= Mo Dutta =

British broadcaster

Mo Dutta (born 1971), is a television and radio presenter known for his dry sense of humour, who presented Saturday and Sunday morning shows on BBC Radio 2 from 1 July 1995 to 30 May 2009.

He has also been a familiar face on BBC1's Daytime TV. His TV work includes Big Day Out and TalkAbout, both on BBC1, Network East and Bollywood or Bust, the Hindi movie quiz show, both on BBC2, plus occasional appearances on BBC1's Countryfile.

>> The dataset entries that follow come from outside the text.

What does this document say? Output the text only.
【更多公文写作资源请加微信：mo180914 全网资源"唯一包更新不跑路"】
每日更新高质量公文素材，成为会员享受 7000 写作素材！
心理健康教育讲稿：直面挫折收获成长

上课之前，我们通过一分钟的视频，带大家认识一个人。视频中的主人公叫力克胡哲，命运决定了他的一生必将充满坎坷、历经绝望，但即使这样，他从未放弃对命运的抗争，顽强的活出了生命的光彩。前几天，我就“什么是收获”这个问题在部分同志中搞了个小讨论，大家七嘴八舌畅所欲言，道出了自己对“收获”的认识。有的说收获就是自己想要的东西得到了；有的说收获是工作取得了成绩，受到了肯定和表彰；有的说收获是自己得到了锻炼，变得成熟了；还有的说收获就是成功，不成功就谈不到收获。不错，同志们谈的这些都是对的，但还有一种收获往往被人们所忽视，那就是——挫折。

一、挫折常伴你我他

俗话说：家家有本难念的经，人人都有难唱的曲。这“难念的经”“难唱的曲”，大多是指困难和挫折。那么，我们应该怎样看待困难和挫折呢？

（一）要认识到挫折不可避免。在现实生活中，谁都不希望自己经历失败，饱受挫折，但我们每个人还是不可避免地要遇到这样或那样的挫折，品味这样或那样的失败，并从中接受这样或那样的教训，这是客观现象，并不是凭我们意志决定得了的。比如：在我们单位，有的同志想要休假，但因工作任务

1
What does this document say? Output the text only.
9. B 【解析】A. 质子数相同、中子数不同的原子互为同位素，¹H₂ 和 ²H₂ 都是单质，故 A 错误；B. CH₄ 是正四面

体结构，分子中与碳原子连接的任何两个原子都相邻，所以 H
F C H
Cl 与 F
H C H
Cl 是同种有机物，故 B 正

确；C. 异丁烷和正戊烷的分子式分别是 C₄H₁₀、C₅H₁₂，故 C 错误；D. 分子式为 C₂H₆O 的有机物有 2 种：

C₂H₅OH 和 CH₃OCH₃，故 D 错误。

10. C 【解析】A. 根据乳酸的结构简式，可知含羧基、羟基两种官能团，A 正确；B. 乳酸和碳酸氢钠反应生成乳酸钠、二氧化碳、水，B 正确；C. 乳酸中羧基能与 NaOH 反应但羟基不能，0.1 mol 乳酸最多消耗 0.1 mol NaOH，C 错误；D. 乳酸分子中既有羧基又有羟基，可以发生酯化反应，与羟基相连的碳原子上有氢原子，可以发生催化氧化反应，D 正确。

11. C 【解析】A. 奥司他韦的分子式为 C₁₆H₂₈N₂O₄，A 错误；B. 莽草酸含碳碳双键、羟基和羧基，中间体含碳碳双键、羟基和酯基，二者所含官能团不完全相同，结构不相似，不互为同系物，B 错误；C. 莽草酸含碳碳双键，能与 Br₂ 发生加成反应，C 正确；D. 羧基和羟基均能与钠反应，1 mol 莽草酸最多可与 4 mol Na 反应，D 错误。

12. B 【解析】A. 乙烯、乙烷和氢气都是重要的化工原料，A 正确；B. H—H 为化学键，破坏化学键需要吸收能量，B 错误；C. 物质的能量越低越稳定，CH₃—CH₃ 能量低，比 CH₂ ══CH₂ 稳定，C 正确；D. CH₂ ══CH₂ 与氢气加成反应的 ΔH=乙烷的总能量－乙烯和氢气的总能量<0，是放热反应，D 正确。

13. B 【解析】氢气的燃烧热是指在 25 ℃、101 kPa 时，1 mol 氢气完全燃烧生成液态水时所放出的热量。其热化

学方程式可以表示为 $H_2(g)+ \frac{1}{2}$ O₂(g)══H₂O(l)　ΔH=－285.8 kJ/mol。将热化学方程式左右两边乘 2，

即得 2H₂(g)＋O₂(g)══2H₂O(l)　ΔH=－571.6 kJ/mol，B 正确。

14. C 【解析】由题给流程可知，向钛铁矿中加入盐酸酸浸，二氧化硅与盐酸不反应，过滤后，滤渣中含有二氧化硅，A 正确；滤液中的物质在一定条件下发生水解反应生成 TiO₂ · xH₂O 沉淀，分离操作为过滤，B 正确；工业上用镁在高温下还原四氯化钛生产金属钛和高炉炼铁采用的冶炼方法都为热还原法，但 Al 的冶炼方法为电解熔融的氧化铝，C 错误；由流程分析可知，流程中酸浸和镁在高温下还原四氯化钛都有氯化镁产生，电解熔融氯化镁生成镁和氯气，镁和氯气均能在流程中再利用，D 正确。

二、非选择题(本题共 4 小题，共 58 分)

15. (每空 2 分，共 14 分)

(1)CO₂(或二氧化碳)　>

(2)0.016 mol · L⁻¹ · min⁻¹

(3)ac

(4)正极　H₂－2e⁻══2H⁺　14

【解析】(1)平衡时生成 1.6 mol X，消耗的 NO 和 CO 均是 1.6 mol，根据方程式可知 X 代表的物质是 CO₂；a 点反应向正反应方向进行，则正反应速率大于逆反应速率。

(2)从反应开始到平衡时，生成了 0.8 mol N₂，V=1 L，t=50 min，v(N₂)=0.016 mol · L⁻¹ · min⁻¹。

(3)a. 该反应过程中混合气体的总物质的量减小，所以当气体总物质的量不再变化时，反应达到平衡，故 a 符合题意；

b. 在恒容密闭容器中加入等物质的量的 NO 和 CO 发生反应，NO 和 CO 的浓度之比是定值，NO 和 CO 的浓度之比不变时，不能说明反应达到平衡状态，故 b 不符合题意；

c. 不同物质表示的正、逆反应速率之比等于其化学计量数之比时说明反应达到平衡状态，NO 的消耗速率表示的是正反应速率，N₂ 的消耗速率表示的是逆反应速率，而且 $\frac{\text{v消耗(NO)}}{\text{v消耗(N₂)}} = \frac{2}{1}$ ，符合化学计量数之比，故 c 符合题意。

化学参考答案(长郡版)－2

He joined Radio 2 in 1995 when he took over the Saturday and Sunday early morning shows. They were broadcast from 6:00–8:00 a.m. on Saturday and from 4:00–7:00 a.m. on Sunday. In March 2008, his Saturday show was extended to 4:00–8:00 a.m. and he dropped the Sunday show.

Mo also briefly presented the weekend breakfast show on the BBC Asian Network and used to be a presenter at BBC Radio Kent, and before that on BBC Radio Bedfordshire and BBC GMR. He's also presented shows on 5 Live.

In his spare time he runs a number of his own business enterprises including Internet training, software design, broadcast electronics and production.

Mo announced on his BBC Radio 2 show that his last show would be on 30 May 2009. Zoe Ball took over the show early June 2009.